We’ve also seen an octa-core processor leaked for the Galaxy S5, but the listing has been cut since it was first spotted. Meanwhile Samsung announced the EXYNOS 5 SoC, with a 2.1Ghz clock speed and both Octa and Hexa-core configurations.
Intel also joined the processor-reveal party with an Atom Z3480 SoC made to take part in the new 64-bit wave. Not to be left out in the cold, the MediaTek MT6732 also made with the 64-bit processing abilities.
Qualcomm made known their intent on continuing to command the most massive collection of mobile devices on the market this MWC. They brought on details for the Snapdragon 610615 for 64-bit octacore for the mid-range smartphone. The Snapdragon 801 was given a dishing of greater detail as it targets smartphones like the Galaxy S5. Qualcomm also appeared at the Microsoft developers event, showing a wider range of Windows Phone compatible chips.
Google made a brief appearance this past week to speak about developer-aimed bits and pieces. One of the more interesting comments to come out of their small chat was confirmation that they never bid on WhatsApp.
The HP team were one of the few to bring some notebook power to the show, revealing and showing off the HP ElitePad 1000 G2. They also showed off the red and black flippable wonder that is the HP Pavilion x360.
Also appearing at Microsoft’s event were notes on the next generation of Windows Phone with Windows Phone 8.1. In the wake of Microsoft’s appearance this week were word that Windows Phone license fees could be cut significantly. Outside of MWC 2014, Stephen Elop was given leadership of Devices and Studios at Microsoft – that includes Xbox, if you were wondering.
Privacy-elite group Blackphone showed off their NSA-era privacy handset this week, while the Panasonic Toughpad 5 aimed to protect you from physical damage. Sandisk revealed a new 128GB microSDXC card for devices like the HTC Desire 816.
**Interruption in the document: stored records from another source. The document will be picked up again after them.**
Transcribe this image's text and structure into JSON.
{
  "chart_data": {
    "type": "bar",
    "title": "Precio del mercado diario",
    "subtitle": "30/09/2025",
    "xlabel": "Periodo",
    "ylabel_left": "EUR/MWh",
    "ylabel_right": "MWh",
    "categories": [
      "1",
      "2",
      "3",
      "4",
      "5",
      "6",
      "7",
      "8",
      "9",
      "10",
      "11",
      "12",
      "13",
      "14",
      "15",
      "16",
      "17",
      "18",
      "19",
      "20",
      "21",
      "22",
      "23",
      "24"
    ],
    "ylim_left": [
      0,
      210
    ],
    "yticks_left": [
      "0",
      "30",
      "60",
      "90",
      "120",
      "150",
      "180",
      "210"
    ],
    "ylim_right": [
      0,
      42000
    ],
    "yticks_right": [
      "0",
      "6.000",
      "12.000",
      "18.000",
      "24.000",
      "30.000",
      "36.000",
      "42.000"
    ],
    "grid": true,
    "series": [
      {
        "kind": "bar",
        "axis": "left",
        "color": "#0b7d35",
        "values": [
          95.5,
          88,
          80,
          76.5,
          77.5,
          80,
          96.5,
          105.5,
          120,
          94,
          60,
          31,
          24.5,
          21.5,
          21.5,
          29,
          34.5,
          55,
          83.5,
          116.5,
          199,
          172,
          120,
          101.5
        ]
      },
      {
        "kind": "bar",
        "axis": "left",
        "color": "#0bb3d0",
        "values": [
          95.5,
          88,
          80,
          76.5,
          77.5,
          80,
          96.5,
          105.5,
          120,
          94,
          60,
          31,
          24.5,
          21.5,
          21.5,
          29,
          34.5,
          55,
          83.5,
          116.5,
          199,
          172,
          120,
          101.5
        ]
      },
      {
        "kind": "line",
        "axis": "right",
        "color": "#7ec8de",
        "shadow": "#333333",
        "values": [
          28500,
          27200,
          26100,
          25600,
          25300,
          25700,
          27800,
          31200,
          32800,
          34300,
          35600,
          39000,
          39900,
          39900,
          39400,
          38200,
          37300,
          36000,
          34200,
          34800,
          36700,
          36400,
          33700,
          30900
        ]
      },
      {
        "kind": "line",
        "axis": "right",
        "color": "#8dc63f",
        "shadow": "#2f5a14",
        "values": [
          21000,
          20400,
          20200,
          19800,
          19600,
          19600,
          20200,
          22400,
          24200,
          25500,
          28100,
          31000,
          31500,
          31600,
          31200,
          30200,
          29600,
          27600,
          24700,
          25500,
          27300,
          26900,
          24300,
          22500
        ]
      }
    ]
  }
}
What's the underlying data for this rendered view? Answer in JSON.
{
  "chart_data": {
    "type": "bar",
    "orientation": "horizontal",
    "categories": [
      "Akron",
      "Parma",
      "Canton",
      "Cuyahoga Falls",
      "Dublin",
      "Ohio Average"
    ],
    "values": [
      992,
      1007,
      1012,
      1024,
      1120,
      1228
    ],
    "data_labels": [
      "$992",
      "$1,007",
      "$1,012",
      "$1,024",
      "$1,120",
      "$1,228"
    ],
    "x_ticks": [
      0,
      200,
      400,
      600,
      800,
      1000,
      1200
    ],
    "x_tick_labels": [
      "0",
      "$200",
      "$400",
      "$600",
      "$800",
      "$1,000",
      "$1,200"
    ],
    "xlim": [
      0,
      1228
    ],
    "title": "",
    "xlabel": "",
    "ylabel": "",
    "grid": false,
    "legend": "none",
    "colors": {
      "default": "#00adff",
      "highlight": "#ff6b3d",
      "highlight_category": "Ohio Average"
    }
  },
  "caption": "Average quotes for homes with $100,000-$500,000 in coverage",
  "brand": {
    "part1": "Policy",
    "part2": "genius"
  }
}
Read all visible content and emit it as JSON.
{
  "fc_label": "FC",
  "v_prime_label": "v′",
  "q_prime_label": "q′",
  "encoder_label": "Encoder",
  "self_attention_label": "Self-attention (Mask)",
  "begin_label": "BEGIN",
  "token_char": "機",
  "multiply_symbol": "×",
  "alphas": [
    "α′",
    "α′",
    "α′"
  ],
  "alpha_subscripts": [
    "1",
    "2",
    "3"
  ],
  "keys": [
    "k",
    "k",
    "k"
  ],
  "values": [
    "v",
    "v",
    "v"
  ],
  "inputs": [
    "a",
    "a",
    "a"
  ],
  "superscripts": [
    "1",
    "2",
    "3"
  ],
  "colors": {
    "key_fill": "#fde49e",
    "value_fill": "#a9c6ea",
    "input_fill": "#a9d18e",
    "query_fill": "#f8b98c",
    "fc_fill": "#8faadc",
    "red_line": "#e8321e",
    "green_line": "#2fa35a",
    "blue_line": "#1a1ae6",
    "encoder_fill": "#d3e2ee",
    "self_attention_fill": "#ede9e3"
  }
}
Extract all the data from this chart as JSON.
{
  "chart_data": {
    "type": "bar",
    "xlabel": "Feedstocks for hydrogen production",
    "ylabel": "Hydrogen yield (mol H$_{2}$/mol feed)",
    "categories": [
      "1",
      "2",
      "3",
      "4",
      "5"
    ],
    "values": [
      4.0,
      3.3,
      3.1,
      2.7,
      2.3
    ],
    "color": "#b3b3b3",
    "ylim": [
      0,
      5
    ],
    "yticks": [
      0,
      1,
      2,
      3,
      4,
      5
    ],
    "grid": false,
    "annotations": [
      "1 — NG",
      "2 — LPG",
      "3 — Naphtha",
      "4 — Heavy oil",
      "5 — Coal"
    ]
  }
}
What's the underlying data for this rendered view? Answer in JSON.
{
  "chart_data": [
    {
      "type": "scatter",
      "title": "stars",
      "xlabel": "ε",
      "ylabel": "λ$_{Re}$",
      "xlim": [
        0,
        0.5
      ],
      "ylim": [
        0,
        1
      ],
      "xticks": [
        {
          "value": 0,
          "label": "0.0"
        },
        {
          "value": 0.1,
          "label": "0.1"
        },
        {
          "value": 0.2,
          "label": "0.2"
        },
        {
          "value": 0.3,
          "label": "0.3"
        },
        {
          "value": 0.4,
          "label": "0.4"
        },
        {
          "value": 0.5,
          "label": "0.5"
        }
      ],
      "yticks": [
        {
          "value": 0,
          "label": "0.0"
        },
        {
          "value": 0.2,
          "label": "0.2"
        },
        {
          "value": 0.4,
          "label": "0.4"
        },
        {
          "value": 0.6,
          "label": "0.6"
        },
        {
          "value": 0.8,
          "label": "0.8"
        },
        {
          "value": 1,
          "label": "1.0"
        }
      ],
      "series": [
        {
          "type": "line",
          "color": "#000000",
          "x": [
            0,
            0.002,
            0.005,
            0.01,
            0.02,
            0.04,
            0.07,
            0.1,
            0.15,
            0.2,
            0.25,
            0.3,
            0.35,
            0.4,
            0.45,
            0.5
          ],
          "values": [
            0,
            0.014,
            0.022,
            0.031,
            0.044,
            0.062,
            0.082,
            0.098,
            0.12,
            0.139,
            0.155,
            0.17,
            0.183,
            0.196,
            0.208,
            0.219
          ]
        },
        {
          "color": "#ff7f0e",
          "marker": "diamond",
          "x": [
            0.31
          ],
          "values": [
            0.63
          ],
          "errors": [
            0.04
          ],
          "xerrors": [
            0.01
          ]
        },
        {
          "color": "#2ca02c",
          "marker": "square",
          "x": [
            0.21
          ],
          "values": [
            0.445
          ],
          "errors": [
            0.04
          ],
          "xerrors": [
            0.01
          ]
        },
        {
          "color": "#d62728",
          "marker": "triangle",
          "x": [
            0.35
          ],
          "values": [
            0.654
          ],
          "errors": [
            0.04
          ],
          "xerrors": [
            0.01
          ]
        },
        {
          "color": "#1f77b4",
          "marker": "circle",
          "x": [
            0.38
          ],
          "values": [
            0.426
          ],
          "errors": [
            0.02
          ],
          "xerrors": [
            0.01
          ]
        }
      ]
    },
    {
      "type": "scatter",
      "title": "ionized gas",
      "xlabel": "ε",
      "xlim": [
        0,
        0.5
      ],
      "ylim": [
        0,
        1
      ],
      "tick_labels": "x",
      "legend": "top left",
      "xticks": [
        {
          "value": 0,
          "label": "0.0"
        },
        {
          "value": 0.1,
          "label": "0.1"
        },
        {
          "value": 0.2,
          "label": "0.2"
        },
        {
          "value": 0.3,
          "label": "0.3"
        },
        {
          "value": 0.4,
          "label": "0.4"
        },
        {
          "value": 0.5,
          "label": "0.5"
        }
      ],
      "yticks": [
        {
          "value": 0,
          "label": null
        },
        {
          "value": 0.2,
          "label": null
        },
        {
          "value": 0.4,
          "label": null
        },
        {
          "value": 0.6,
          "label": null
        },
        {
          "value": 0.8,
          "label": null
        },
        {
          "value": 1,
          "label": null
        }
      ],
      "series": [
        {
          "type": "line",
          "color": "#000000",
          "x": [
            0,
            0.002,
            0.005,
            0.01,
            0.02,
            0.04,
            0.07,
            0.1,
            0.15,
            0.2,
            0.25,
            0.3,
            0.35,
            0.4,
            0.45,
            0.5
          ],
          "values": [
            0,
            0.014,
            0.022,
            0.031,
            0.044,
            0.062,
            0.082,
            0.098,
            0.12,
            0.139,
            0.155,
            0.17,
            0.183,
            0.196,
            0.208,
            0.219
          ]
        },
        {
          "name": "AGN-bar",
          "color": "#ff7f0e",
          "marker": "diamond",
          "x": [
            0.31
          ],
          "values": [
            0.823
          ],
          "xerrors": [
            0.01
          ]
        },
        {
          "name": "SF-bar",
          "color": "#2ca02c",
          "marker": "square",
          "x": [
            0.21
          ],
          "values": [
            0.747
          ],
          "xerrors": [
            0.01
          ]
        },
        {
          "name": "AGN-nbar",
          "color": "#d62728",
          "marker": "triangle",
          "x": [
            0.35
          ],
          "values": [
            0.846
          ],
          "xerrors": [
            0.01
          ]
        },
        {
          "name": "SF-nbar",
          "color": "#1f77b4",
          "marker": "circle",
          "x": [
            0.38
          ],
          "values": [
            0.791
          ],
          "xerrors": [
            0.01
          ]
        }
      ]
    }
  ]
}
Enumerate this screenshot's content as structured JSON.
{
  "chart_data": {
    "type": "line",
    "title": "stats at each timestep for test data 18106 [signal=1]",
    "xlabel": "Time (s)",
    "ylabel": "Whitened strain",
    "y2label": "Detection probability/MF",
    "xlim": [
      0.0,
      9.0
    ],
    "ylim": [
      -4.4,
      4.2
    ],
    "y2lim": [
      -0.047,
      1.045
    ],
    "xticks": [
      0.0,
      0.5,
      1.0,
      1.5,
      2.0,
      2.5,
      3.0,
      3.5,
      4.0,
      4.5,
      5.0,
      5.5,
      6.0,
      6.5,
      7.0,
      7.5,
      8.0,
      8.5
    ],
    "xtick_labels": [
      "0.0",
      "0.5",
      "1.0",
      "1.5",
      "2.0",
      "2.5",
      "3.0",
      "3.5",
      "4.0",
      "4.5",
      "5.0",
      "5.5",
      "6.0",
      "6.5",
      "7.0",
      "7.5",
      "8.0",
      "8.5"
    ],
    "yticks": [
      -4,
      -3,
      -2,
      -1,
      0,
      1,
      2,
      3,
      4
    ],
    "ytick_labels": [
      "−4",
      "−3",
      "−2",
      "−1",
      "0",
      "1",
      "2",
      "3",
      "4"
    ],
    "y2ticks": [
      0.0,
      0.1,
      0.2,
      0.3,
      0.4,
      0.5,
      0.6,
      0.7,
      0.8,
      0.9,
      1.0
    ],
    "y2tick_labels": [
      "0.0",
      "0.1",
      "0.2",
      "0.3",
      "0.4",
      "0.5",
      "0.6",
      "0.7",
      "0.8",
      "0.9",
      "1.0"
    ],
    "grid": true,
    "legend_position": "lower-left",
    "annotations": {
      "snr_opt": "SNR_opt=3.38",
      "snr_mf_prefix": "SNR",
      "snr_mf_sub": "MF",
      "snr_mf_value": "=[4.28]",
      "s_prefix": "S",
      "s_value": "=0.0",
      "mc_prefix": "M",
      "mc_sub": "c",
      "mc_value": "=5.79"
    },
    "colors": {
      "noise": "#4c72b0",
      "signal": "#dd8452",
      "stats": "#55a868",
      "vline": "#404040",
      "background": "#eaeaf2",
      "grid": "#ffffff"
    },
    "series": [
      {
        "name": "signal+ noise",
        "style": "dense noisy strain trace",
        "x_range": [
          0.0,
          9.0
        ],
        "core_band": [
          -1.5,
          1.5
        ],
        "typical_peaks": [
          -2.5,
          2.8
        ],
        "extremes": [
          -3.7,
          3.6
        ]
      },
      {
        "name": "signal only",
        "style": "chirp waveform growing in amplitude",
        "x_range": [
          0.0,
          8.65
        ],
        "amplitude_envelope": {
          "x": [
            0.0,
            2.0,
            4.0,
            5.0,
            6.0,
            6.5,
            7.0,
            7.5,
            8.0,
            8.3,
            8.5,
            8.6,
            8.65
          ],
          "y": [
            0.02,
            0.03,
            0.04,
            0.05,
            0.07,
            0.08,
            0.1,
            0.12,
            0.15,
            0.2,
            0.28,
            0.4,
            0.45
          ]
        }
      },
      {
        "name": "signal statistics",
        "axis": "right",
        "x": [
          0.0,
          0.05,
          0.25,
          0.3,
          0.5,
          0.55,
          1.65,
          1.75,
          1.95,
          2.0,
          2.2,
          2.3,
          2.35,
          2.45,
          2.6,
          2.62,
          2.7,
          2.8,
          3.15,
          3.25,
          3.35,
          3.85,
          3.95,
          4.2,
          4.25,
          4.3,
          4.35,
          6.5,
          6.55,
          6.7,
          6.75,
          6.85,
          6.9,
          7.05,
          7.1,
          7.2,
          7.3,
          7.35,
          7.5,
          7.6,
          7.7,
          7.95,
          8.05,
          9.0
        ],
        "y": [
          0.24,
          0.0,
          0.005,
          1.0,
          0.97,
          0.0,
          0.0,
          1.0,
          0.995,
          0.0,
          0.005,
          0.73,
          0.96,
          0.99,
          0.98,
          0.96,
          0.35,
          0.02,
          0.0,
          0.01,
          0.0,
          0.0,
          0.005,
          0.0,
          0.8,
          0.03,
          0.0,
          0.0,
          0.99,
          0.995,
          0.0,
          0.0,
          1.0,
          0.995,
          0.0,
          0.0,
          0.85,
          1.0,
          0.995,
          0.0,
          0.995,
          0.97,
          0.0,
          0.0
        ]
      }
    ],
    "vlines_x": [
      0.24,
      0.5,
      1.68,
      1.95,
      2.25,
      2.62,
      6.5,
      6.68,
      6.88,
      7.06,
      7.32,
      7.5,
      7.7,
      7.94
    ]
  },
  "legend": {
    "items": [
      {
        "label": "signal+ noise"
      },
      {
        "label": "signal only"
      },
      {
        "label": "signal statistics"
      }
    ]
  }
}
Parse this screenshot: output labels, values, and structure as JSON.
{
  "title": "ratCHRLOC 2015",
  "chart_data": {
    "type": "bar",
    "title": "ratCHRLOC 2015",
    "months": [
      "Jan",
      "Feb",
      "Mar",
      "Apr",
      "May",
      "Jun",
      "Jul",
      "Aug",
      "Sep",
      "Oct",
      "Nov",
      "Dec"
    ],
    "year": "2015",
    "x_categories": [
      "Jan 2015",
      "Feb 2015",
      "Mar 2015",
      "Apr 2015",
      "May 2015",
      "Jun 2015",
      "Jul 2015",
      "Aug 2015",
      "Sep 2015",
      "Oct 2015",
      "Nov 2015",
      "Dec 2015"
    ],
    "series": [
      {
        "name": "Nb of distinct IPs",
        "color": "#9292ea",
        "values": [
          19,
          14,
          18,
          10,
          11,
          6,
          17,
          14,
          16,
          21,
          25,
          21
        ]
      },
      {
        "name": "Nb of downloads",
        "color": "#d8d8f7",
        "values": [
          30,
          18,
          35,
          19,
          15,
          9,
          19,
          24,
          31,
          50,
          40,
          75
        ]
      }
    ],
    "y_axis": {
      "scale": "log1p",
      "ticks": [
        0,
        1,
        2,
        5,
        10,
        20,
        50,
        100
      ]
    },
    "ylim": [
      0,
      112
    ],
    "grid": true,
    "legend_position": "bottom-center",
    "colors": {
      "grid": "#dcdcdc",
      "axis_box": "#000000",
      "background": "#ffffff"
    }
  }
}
Fujitsu showed off a haptic-sensory tablet prototype as well as the Stylistic S01. The team at Invensense showed off a new motion-tracking platform while the Alcatel OneTough POP was what we’re considering the most out-there wearable of the show.
Though they did have a press conference, the team at Tizen failed to show any hardware save the Samsung Gear 2. Archos brought on a number of smartphones in the off-contract affordability category as well.
Mark Zuckerberg, CEO and founder of Facebook spoke up at the MWC 2014 opening keynote, suggesting that Internet.ORG is an onramp to the web. Facebook also hired Sibyl Goldman this week while their recently acquired company WhatsApp announced voice calls coming in Q2 (likely near the point at which Facebook’s transaction is finalized.) Facebook Messenger was also announced to be coming to Windows Phone as it is axed from Windows.
During our entire trip we wore a full collection of Scottevest shirts and coats. The Scottevest team sent over several of their pocket-filled articles of clothing to wear out for the week – we had em packed up full!
Finally while Mobile World Congress 2014 took place, the Venezuelan government shut down the internet in the wake of local protests. Our thoughts and best wishes go out to all those involved in the conflict.